Utrecht leads the world in using EVs for grid storage

10 min read
This photograph shows a car with the words “We Drive Solar” on the door, connected to a charging station. A windmill can be seen in the background.

The Dutch city of Utrecht is embracing vehicle-to-grid technology, an example of which is shown here—an EV connected to a bidirectional charger. The historic Rijn en Zon windmill provides a fitting background for this scene.

We Drive Solar

Hundreds of charging stations for electric vehicles dot Utrecht’s urban landscape in the Netherlands like little electric mushrooms. Unlike those you may have grown accustomed to seeing, many of these stations don’t just charge electric cars—they can also send power from vehicle batteries to the local utility grid for use by homes and businesses.

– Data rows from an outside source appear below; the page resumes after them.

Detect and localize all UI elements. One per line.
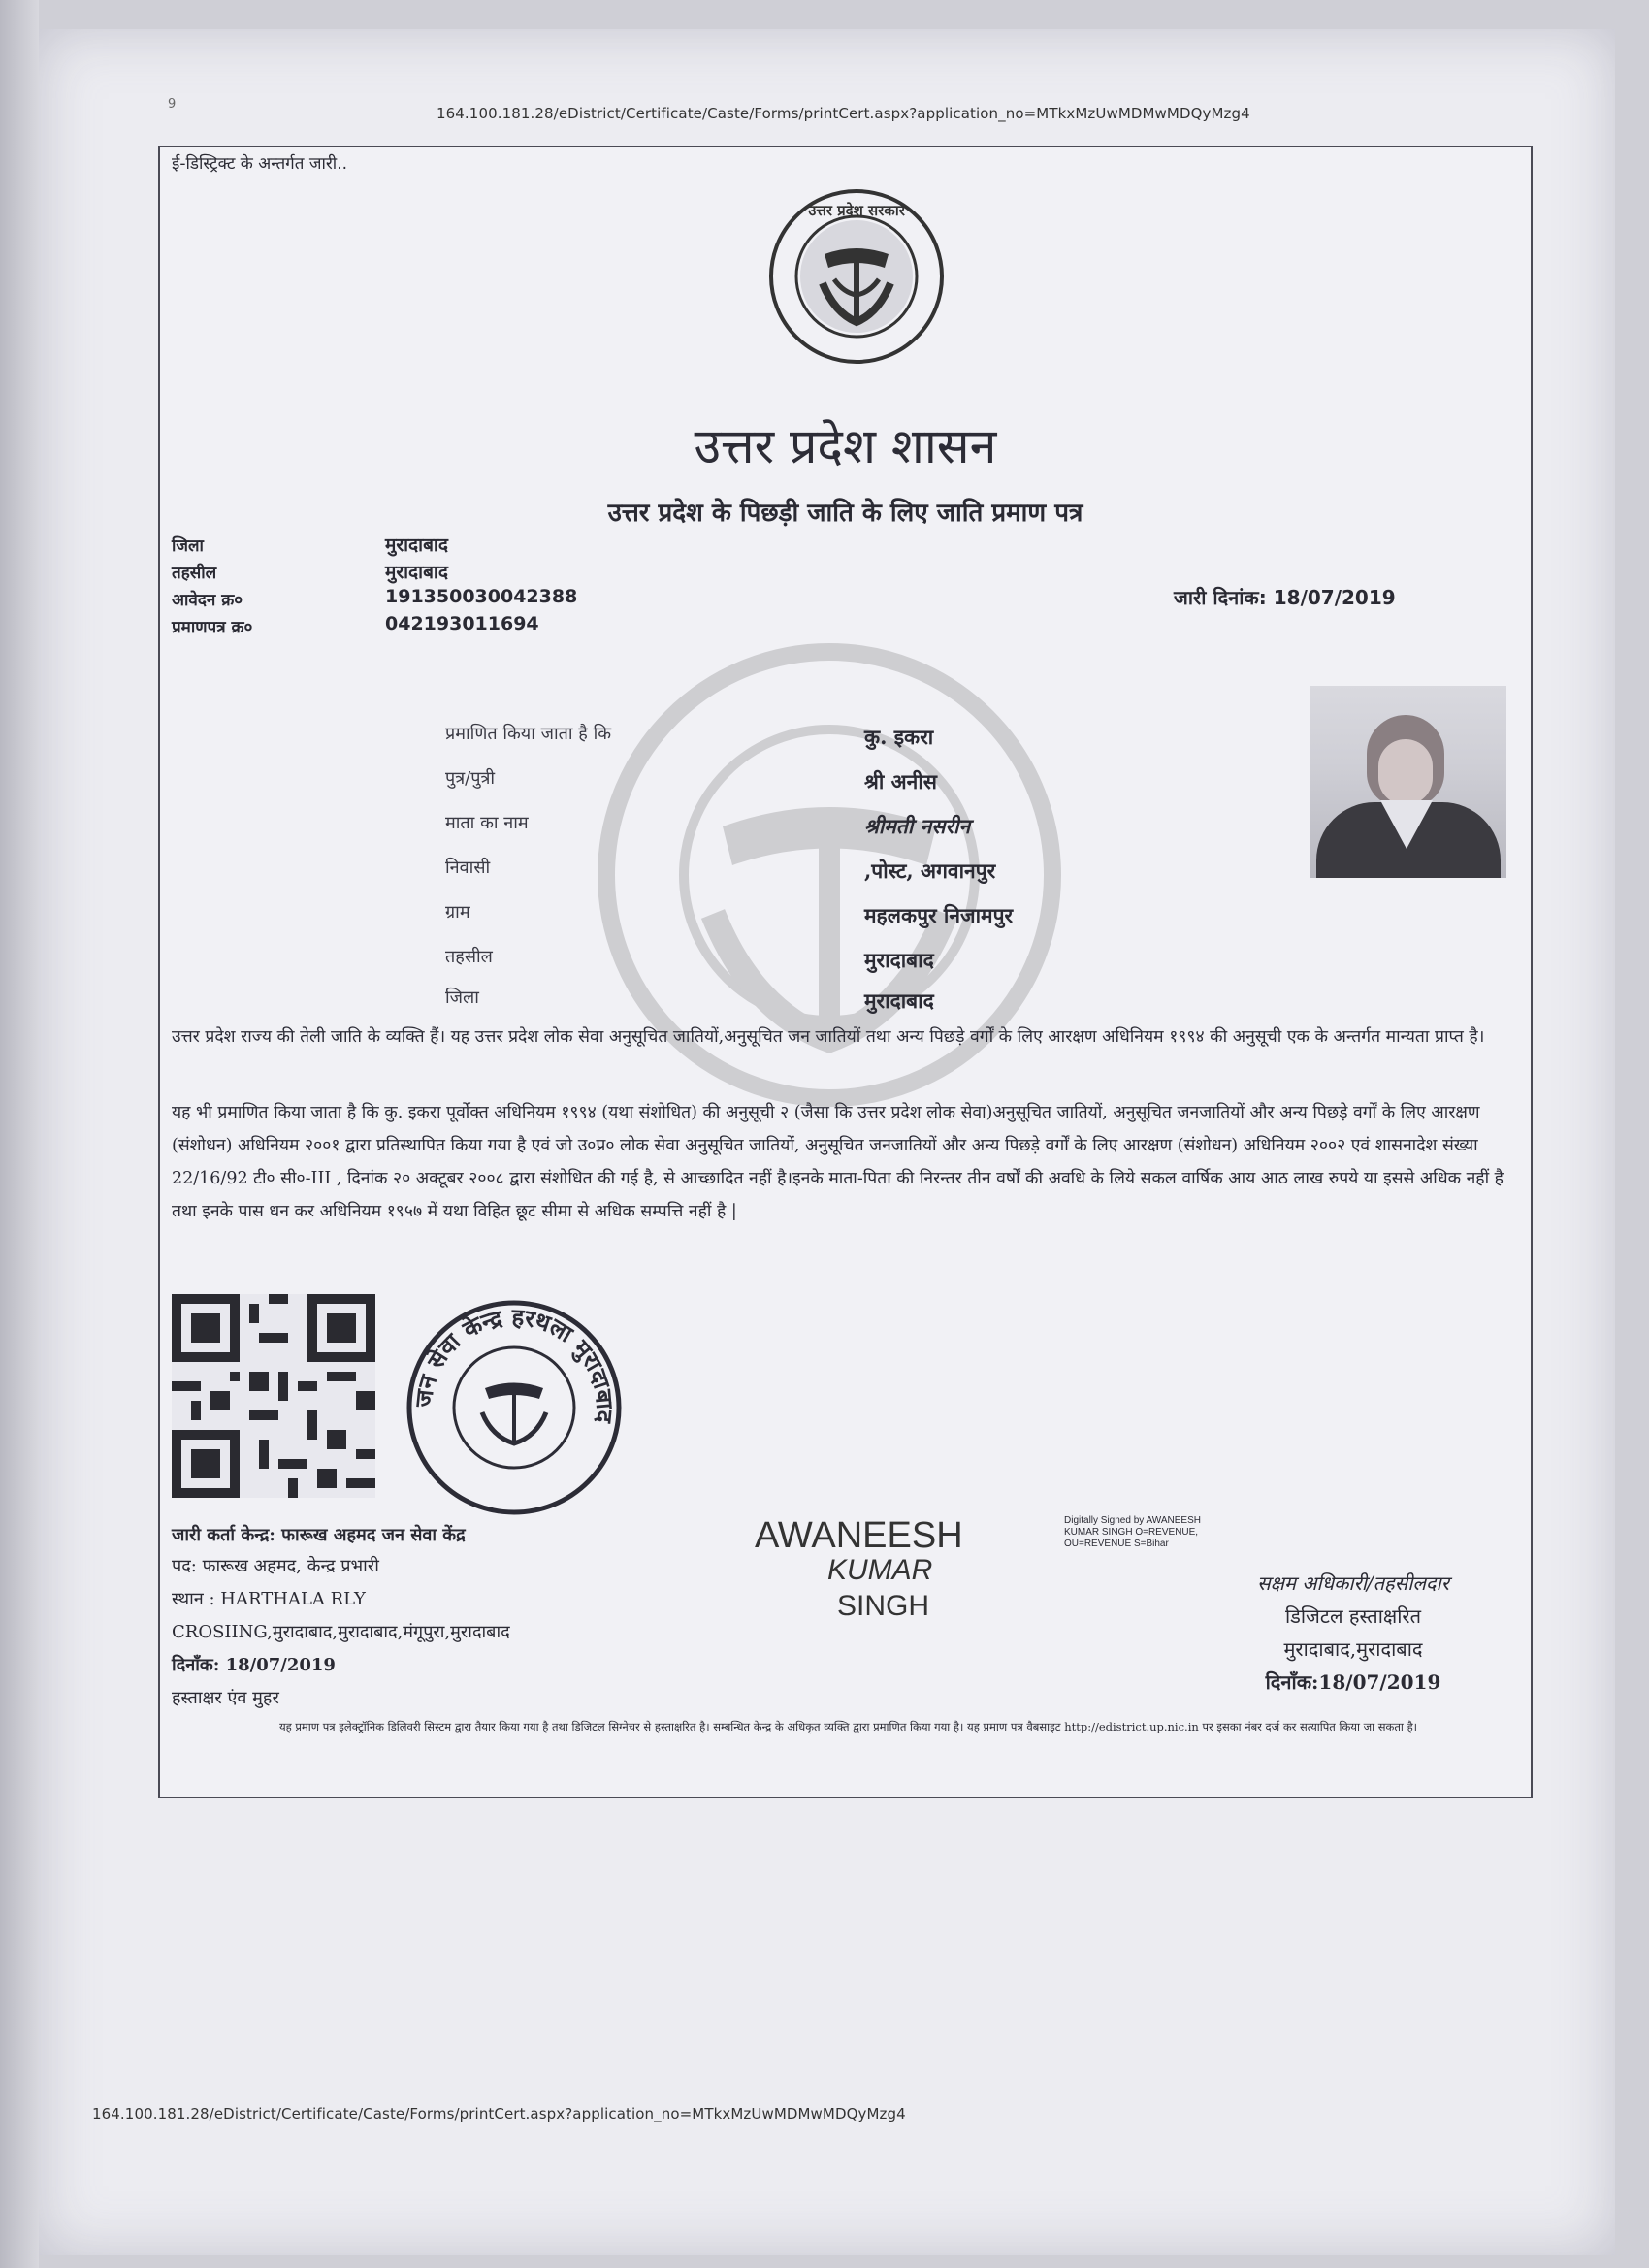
field-label-district: जिला — [445, 988, 479, 1008]
applicant-photo — [1310, 686, 1506, 878]
government-title: उत्तर प्रदेश शासन — [694, 418, 997, 474]
issued-under-note: ई-डिस्ट्रिक्ट के अन्तर्गत जारी.. — [172, 154, 348, 174]
field-label-son-daughter: पुत्र/पुत्री — [445, 768, 496, 789]
digital-signature-details: Digitally Signed by AWANEESH KUMAR SINGH O=REVENUE, OU=REVENUE S=Bihar — [1064, 1515, 1201, 1549]
field-label-tehsil: तहसील — [445, 947, 493, 967]
issuer-date: दिनाँक: 18/07/2019 — [172, 1655, 336, 1675]
svg-text:जन सेवा केन्द्र हरथला मुरादाबा: जन सेवा केन्द्र हरथला मुरादाबाद — [408, 1302, 620, 1424]
field-value-district: मुरादाबाद — [864, 988, 934, 1013]
authority-place: मुरादाबाद,मुरादाबाद — [1283, 1637, 1423, 1661]
field-value-mother: श्रीमती नसरीन — [864, 814, 971, 838]
certificate-no-value: 042193011694 — [385, 613, 539, 634]
caste-declaration: उत्तर प्रदेश राज्य की तेली जाति के व्यक्ति हैं। यह उत्तर प्रदेश लोक सेवा अनुसूचित जातियों,अनुसूचित जन जातियों तथा अन्य पिछड़े वर्गों के लिए आरक्षण अधिनियम १९९४ की अनुसूची एक के अन्तर्गत मान्यता प्राप्त है। — [172, 1027, 1485, 1047]
authority-title: सक्षम अधिकारी/तहसीलदार — [1257, 1571, 1449, 1595]
creamy-layer-declaration: यह भी प्रमाणित किया जाता है कि कु. इकरा पूर्वोक्त अधिनियम १९९४ (यथा संशोधित) की अनुसूची २ (जैसा कि उत्तर प्रदेश लोक सेवा)अनुसूचित जातियों, अनुसूचित जनजातियों और अन्य पिछड़े वर्गों के लिए आरक्षण (संशोधन) अधिनियम २००१ द्वारा प्रतिस्थापित किया गया है एवं जो उ०प्र० लोक सेवा अनुसूचित जातियों, अनुसूचित जनजातियों और अन्य पिछड़े वर्गों के लिए आरक्षण (संशोधन) अधिनियम २००२ एवं शासनादेश संख्या 22/16/92 टी० सी०-III , दिनांक २० अक्टूबर २००८ द्वारा संशोधित की गई है, से आच्छादित नहीं है।इनके माता-पिता की निरन्तर तीन वर्षों की अवधि के लिये सकल वार्षिक आय आठ लाख रुपये या इससे अधिक नहीं है तथा इनके पास धन कर अधिनियम १९५७ में यथा विहित छूट सीमा से अधिक सम्पत्ति नहीं है | — [172, 1103, 1504, 1221]
field-label-certified: प्रमाणित किया जाता है कि — [445, 724, 612, 744]
field-value-resident: ,पोस्ट, अगवानपुर — [864, 859, 996, 883]
certificate-title: उत्तर प्रदेश के पिछड़ी जाति के लिए जाति प्रमाण पत्र — [607, 499, 1083, 528]
jan-seva-kendra-stamp — [403, 1296, 626, 1519]
certificate-no-label: प्रमाणपत्र क्र० — [172, 618, 253, 637]
issuing-center: जारी कर्ता केन्द्र: फारूख अहमद जन सेवा केंद्र — [172, 1525, 466, 1545]
authority-digitally-signed: डिजिटल हस्ताक्षरित — [1285, 1604, 1421, 1628]
field-value-tehsil: मुरादाबाद — [864, 948, 934, 972]
svg-text:उत्तर प्रदेश सरकार: उत्तर प्रदेश सरकार — [808, 202, 905, 219]
issuer-post: पद: फारूख अहमद, केन्द्र प्रभारी — [172, 1556, 379, 1576]
tehsil-label: तहसील — [172, 564, 217, 583]
signature-seal-label: हस्ताक्षर एंव मुहर — [172, 1688, 279, 1708]
print-url-header: 164.100.181.28/eDistrict/Certificate/Caste/Forms/printCert.aspx?application_no=MTkxMzUwMDMwMDQyMzg4 — [436, 105, 1250, 122]
caste-certificate — [158, 146, 1533, 1798]
issuer-place-line2: CROSIING,मुरादाबाद,मुरादाबाद,मंगूपुरा,मुरादाबाद — [172, 1622, 510, 1642]
application-no-label: आवेदन क्र० — [172, 591, 243, 610]
field-value-village: महलकपुर निजामपुर — [864, 903, 1014, 927]
field-label-village: ग्राम — [445, 902, 470, 923]
application-no-value: 191350030042388 — [385, 586, 578, 607]
verification-qr-code — [172, 1294, 375, 1498]
district-label: जिला — [172, 536, 204, 556]
field-label-resident: निवासी — [445, 858, 491, 878]
electronic-delivery-note: यह प्रमाण पत्र इलेक्ट्रॉनिक डिलिवरी सिस्टम द्वारा तैयार किया गया है तथा डिजिटल सिग्नेचर से हस्ताक्षरित है। सम्बन्धित केन्द्र के अधिकृत व्यक्ति द्वारा प्रमाणित किया गया है। यह प्रमाण पत्र वैबसाइट http://edistrict.up.nic.in पर इसका नंबर दर्ज कर सत्यापित किया जा सकता है। — [278, 1720, 1418, 1733]
tehsil-value: मुरादाबाद — [385, 562, 448, 583]
page-number: 9 — [168, 97, 177, 112]
issuer-place-line1: स्थान : HARTHALA RLY — [172, 1589, 366, 1609]
digital-signature-name-2: KUMAR — [827, 1554, 933, 1586]
print-url-footer: 164.100.181.28/eDistrict/Certificate/Caste/Forms/printCert.aspx?application_no=MTkxMzUwMDMwMDQyMzg4 — [92, 2105, 906, 2122]
digital-signature-name-3: SINGH — [837, 1590, 930, 1622]
up-government-emblem — [766, 186, 947, 367]
scan-edge-shadow — [0, 0, 39, 2268]
district-value: मुरादाबाद — [385, 535, 448, 556]
digital-signature-name-1: AWANEESH — [755, 1515, 963, 1556]
field-value-father: श्री अनीस — [864, 769, 937, 794]
issue-date: जारी दिनांक: 18/07/2019 — [1174, 586, 1396, 609]
field-label-mother: माता का नाम — [445, 813, 529, 833]
authority-date: दिनाँक:18/07/2019 — [1265, 1670, 1441, 1694]
field-value-name: कु. इकरा — [864, 725, 934, 749]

Debates over the feasibility and value of such vehicle-to-grid technology go back decades. Those arguments are not yet settled. But big automakers like Volkswagen, Nissan, and Hyundai have moved to produce the kinds of cars that can use such bidirectional chargers—alongside similar vehicle-to-home technology, whereby your car can power your house, say, during a blackout, as promoted by Ford with its new F-150 Lightning. Given the rapid uptake of electric vehicles, many people are thinking hard about how to make the best use of all that rolling battery power.